Lorsque les Belges, dès la fin du 19eme siècle, prennent pied en Afrique
centrale, ce sont des hommes seuls qui font le voyage. Ils s'installent en
bravant le climat difficile, la mortalité est élevée et dans cette Afrique
centrale encore insalubre, il est hors de question de faire venir des femmes.
En outre, à l'inverse des Portugais en Angola ou des Français en Algérie,
l'administration coloniale n'encourage pas l'établissement permanent des
colons, à ses yeux, le Congo est avant tout une entreprise commerciale ou, plus
tard, une « oeuvre civilisatrice » mais pas une colonie de peuplement. Les
hommes cependant ne restent pas seuls très longtemps : pour éviter le « coup de
bambou » (sorte de spleen alcoolique) ou régler les problèmes domestiques, les
Européens embauchent des femmes congolaises, pudiquement appelées « ménagères
». Elles ne sont pas simplement chargées de tâches domestiques mais souvent
vivent en concubinage avec leur « maître », le temps de l'affectation de ce
dernier.

Plus tard, lorsqu'arriveront les épouses belges, ces femmes retourneront dans
l'ombre et, à de rares exceptions près, les enfants nés de ces relations
interraciales ne seront jamais officiellement reconnus par leur géniteur. A la
veille de la deuxième guerre mondiale, le Congo comptait ainsi quelque 5000
enfants nés entre deux mondes!

Ils n'étaient cependant pas inconnus aux yeux de l'administration coloniale :
cette dernière redoutait que la «goutte de sang blanc» qui coulait dans les
veines de ces enfants fasse d'eux les instigateurs d'éventuelles révoltes et,
méthodiquement, elle retirait les enfants métis du milieu indigène, les
soustrayant donc à l'influence et à l'affection de leur mère, sans que pour
autant le père les reconnaisse ou les prenne en charge ! Ces jeunes métis, dès
le départ, étaient donc victimes d'une double discrimination : on leur avait
inculqué qu'ils étaient différents des Noirs et que certains métiers leur
étaient réservés (contremaîtres, catéchistes!) mais par ailleurs le monde des
Blancs leur demeurait fermé, ils étaient relégués dans leurs propres cercles,
vivaient dans des homes situés entre la ville européenne et la cité indigène
!Aujourd'hui encore, des métis, nés à la veille de l'indépendance, gardent la
brûlure et le souvenir de cette discrimination originelle et certains d'entre
eux sont toujours en quête de leur père voire de leur mère, désireux, quelle
que soit leur trajectoire sociale, de combler le vide béant de leurs racines
arrachée.
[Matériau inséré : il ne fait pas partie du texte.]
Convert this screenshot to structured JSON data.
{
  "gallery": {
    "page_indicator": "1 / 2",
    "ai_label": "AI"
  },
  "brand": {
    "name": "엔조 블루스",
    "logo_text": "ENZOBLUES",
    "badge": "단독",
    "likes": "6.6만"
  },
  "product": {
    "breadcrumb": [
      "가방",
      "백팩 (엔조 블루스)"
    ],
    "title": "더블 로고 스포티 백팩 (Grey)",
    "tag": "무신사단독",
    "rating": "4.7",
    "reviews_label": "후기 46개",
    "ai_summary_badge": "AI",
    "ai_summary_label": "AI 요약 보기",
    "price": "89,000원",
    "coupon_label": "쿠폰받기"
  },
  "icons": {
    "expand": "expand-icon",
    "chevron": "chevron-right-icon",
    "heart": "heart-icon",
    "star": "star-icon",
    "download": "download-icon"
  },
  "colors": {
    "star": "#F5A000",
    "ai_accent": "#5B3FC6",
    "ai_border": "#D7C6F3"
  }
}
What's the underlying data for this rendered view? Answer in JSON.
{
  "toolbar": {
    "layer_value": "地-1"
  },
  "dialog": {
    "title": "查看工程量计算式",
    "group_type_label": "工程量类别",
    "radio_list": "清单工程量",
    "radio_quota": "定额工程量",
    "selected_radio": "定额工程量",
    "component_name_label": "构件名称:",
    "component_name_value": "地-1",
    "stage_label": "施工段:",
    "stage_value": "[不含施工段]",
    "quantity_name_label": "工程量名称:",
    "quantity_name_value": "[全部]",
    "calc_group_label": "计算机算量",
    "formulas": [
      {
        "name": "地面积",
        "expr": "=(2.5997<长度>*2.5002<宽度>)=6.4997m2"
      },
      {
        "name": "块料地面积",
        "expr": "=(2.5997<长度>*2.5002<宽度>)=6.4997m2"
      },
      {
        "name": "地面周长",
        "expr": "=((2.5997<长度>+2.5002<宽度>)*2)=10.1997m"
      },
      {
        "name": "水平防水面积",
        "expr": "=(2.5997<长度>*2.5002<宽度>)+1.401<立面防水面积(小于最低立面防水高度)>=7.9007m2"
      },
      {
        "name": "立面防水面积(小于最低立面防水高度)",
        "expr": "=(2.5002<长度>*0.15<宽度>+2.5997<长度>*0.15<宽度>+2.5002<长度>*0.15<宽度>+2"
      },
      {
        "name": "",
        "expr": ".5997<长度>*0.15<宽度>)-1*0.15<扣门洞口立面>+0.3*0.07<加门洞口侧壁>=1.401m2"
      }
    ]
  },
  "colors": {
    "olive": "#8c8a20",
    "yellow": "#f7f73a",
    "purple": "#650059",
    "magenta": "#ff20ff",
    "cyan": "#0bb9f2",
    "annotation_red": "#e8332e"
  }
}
La plupart du temps, ils se heurtent au déni du côté de leur famille
paternelle, peu soucieuse de découvrir cet enfant né « hors mariage » et c'est
très difficilement que les plus obstinés réussissent à ouvrir les archives de
l'administration coloniale pour tenter de retracer leur filiation.

Durant plus de vingt ans, Assoumani Budagwa, un ingénieur d'origine congolaise,
installé en Belgique, s'est attelé à une tâche qui avait rebuté bien des
historiens professionnels : il a méthodiquement rassemblé et compulsé toutes
les archives faisant état de l'existence des métis, parcouru textes de loi et
dispositions administratives, retracé les histoires individuelles et les
parcours collectifs. Et au fil de ses recherches, il a, inévitablement, croisé
les fils de dizaines de cas individuels, recueilli les témoignages, mesuré les
souffrances, les déchirements des enfants non reconnus. Il a aussi pris
connaissance de la douleur des mères auxquelles leur enfant avait été arraché
et qui se voyaient repoussées par leur « patron » rappelé en Belgique ou
convolant en « justes » noces. L'ouvrage né de ces recherches n'est ni une
thèse, ni un roman, ni une compilation de règlements administratifs pas plus
qu'une fresque historique. Il est tout cela et plus encore : une véritable
somme d'informations, de témoignages, d'histoires plus vraies et plus
poignantes les unes que les autres. Mais surtout, ce livre qui, pour la
première fois, dit les choses, nomme les cas, ne recule pas devant l'énoncé des
souffrances individuelles et des quêtes désespérées, est riche d'une immense
valeur thérapeutique. Lors de la présentation de l'ouvrage, plusieurs métis ont
tenu à expliquer combien la quête de leurs origines avait marqué leur vie et il
apparut que, même à la deuxième voire la troisième génération, cette question
existentielle demeurait toujours brûlante!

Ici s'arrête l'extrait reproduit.